I’m not talking about my space at work…although I am definitely tired of that too. I’m talking about our woods and water. Our wild places. We’re losing them.
There’s no such thing as a little patch of heaven. Little patches of heaven suck. They are what’s left when sprawl corners us. They are the fall-back position when the value of natural resources on the open market outweigh the value of what our wild places stand for – our foundation, our history, our soul, our frontier gutsy-ness and awareness and appreciation that has been slowly, politically, culturally drained, educated and socialized out of us.

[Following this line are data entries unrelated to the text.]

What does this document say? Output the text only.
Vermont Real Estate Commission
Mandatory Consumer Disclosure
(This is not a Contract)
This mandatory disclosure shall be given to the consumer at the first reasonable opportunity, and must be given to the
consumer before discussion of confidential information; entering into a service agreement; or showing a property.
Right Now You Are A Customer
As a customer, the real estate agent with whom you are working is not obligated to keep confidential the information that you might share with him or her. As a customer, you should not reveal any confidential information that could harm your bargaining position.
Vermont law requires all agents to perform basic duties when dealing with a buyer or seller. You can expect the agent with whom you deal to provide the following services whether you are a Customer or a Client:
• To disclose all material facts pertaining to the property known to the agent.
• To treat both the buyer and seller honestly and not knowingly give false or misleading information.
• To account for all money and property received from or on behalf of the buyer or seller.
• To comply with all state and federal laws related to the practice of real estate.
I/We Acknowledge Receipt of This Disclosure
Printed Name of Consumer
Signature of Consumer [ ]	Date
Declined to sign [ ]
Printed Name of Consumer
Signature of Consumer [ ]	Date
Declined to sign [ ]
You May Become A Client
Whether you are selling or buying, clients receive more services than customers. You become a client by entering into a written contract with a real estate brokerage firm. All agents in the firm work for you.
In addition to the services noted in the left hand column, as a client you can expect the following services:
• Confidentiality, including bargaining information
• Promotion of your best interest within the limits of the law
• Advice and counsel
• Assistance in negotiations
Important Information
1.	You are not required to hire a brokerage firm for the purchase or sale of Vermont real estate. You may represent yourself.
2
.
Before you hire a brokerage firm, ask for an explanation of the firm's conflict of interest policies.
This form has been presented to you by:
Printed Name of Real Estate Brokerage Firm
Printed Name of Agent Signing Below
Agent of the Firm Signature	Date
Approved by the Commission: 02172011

Here, in Upstate NY, the Finger Lakes specifically, our wild is being whittled into manageable tracts where people complain about deer emptying flowerbeds, or beaver dropping trees in parks, or bear moving into the region, and demand local and state government to do something, manage something, just as long as it doesn’t hurt the animals or stop the sale of custom homes on lots with breathtaking lake-views.
Our wilderness is shrinking. It always has been in some way shape or form. Lewis and Clark delivered Jefferson’s Indian Peace Medals up the Missouri. The railroads connected the coasts. The bayou’d south was drained and farmed. Every port deep enough to dock ships exhaled more of this country than they returned. But it’s shrinking faster now.
Here in New York, a practically bankrupt state government legislates its way into the pockets of hunters and fishermen only to spend the revenue on things other than conservation. The Shenandoah watershed struggles with commercial polluters. Montana, Idaho and Utah face less public access and the High and Wide industrial corridor. Bristol Bay sits in the shadow of the Pebble Mine. The list goes on.
How can business intelligence possibly be stronger than the intelligence of living by one’s hands and the land? How can suits beat boots? How can our dollar suck, but still trump the value of keeping our wild places wild– trading away the purest, most character-defining piece of our American-ness because of corporate/economic/political desperation?
How? Because we let it.
We don’t need patches of heaven. We need to fight for heaven in its entirety.